Leroy v. Great W. United Corp., 443 U.S. 173, 185 (1979).

Clearly the events giving rise to Mr. Cox's action occurred outside of the Western District of Oklahoma. As discussed, Mr. Cox's allegations and other evidence point to either New York or Texas as the states in which the substantial events giving rise to the action occurred. But without more information regarding where, exactly, the events occurred, the Court should dismiss, rather than transfer, Mr. Cox's Complaint. The burden was on Mr. Cox to prove that venue was proper in the Western District of Oklahoma. He has failed to do so and on that basis, the Court should dismiss the Complaint without prejudice. See Pierce, 137 F.3d at 1192; 28 U.S.C. § 1406(a).

V. RECOMMENDATION AND NOTICE OF RIGHT TO OBJECT

The Court should GRANT Defendant Mobilex's Motion to Dismiss (ECF No. 28) for lack of venue and dismiss Plaintiff's Complaint (ECF No. 1) without prejudice. With the dismissal, Defendant Wagner's Special Appearance and Motion to Quash Service of Process (ECF No. 23) would be rendered MOOT.

The parties are hereby advised of their right to object to this Report and Recommendation. See 28 U.S.C. § 636. Any objection must be filed with the Clerk of the District Court by September 2, 2016. See 28 U.S.C. § 636(b)(1); and Fed. R. Civ. P. 72(b)(2). Failure to make timely objection to this Report and Recommendation waives the right to appellate review of both factual and legal questions contained herein. Casanova v. Ulibarri, 595 F.3d 1120, 1123 (10th Cir. 2010).
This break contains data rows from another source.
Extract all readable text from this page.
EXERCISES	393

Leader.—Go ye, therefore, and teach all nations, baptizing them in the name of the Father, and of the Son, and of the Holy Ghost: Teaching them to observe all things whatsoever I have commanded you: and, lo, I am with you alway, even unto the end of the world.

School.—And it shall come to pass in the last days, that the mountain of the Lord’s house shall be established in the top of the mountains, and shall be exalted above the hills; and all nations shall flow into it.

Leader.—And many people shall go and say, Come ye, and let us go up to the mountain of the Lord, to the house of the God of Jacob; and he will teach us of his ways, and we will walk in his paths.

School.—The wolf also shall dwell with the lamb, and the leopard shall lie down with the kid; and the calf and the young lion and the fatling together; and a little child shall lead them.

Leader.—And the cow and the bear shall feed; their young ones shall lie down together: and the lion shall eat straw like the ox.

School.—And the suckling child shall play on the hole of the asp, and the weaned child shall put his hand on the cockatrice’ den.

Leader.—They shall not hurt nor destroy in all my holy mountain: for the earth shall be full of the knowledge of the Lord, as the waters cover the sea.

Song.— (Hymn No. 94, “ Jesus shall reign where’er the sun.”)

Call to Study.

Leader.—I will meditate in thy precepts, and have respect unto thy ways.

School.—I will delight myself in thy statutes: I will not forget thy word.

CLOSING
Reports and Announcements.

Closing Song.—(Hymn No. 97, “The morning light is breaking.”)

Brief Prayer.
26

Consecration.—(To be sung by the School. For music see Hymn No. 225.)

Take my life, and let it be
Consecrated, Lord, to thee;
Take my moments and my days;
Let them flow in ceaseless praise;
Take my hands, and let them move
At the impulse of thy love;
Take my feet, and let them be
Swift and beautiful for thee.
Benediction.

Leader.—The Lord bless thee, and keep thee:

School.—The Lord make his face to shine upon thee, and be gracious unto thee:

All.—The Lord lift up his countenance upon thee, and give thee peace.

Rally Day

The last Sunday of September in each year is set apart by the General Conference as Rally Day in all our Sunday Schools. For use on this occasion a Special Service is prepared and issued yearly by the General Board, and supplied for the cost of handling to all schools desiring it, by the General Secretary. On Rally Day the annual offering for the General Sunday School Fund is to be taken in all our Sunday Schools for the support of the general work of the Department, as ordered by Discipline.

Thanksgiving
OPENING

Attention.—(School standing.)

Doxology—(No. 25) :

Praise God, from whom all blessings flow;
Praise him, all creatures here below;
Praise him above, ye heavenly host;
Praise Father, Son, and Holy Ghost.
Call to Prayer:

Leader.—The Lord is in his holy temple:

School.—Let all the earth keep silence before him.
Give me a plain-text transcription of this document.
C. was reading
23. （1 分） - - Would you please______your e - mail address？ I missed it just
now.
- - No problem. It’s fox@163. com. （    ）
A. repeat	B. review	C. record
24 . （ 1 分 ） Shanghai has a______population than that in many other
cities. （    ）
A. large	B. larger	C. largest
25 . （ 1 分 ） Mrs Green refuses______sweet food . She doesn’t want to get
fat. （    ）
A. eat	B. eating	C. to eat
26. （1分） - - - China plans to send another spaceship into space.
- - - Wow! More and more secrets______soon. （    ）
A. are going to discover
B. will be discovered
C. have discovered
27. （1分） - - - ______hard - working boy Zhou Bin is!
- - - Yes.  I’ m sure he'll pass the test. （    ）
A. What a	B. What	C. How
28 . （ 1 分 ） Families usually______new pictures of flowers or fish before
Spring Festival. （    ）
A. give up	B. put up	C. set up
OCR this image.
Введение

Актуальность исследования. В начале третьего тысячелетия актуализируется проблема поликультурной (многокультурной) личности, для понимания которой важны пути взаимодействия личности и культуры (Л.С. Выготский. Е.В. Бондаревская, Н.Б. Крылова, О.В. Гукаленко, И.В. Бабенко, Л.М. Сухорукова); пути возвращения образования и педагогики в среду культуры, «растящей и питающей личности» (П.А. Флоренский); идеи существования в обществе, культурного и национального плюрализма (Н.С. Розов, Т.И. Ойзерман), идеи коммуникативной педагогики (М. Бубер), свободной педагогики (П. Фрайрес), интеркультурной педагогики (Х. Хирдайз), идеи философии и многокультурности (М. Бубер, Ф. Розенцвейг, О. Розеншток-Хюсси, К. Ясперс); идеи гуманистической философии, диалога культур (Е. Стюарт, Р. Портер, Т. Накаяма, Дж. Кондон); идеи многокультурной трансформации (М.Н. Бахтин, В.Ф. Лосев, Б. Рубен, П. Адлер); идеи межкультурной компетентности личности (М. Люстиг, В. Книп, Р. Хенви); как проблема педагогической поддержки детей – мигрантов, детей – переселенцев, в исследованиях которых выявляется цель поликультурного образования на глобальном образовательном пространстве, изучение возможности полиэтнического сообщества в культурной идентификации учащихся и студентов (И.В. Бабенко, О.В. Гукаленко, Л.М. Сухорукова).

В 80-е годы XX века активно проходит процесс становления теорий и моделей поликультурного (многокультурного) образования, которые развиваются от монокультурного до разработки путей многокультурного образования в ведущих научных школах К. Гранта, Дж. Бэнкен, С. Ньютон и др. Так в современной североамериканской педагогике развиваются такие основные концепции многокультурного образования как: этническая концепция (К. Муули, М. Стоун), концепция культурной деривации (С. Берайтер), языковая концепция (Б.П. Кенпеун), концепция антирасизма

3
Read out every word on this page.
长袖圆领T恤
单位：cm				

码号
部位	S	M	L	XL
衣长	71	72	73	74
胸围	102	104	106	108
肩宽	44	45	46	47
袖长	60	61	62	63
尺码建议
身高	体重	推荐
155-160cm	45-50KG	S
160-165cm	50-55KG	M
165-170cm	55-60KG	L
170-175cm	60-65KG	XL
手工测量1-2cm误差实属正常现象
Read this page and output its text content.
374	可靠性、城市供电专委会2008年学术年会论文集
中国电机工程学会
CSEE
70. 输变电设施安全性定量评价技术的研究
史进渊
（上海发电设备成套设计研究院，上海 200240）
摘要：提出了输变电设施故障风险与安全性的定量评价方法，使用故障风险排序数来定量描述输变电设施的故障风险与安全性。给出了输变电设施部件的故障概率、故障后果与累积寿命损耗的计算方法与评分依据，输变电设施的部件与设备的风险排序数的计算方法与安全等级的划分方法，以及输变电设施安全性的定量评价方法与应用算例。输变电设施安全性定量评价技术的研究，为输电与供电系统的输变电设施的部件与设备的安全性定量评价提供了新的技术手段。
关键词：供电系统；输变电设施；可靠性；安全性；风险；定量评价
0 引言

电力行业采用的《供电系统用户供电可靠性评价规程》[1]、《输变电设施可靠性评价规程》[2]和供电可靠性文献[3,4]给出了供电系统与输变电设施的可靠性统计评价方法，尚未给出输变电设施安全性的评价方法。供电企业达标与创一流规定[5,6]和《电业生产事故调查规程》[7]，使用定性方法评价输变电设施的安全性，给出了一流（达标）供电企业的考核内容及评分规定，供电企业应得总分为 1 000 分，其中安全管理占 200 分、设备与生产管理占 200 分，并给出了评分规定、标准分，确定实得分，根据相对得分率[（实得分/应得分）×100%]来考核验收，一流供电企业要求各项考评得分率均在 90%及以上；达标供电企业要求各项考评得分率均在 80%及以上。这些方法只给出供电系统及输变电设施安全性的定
VI. STATUS OF THE REFERRAL

This Report and Recommendation disposes of all issues currently referred to the undersigned Magistrate Judge in the captioned matter.

FootNotes


1. See ECF No. 17-2, Cox v. State of Oklahoma, Case No. CIV-862-F (W.D. Okla. Sept. 10, 2015).
2. Mobilex also argues that dismissal is proper because: (1) the claims are time-barred, (2) Plaintiff fails to state a claim upon which relief can be granted, (3) Plaintiff fails to state a civil rights claim, and (4) Mr. Cox failed to attach an affidavit of expert consultation. (ECF No. 28:15-33). Because dismissal due to lack of venue is proper, the Court need not address Defendant's other arguments.
3. It its Motion to Dismiss, Defendant Mobilex states that Plaintiff's allegation regarding Mobilex's status as a "Texas entity" is "not technically correct." (ECF No. 28:13). Although service was properly effectuated on Mobilex in Carrolton, Texas (see ECF No. 15), the Court presumes that Mobilex's reference to the "technical" defect in Plaintiff's allegation hinges on its status as a corporation or other legal entity. Mobilex does not give any information regarding its "technical residency," but none is necessary, based on the evidence which clearly establishes that Defendant Wagner is a resident and citizen of the State of New York.
4. See ECF No. 1:7 ("Mobilex U.S.A. [i]s a liable entity through which the technical radiographic diognosis [sic] was performed. Is responsible for the trained professional specialized ability of its radiologist to identify and competently determine radiographic images for a correct and complete assessment [sic] of those test, to determine injury or medical impairment.")
5. Indeed, under § 1391(b)(2), more than one district may qualify as the location of substantial events. See David D. Siegel, Changes in Federal Jurisdiction and Practice Under the New (Dec. 1, 1990) Judicial Improvements Act, 133 F.R.D. 61, 71 (1991) ("The fact that substantial activities took place in district B does not disqualify district A as proper venue as long as `substantial' activities took place in A, too.").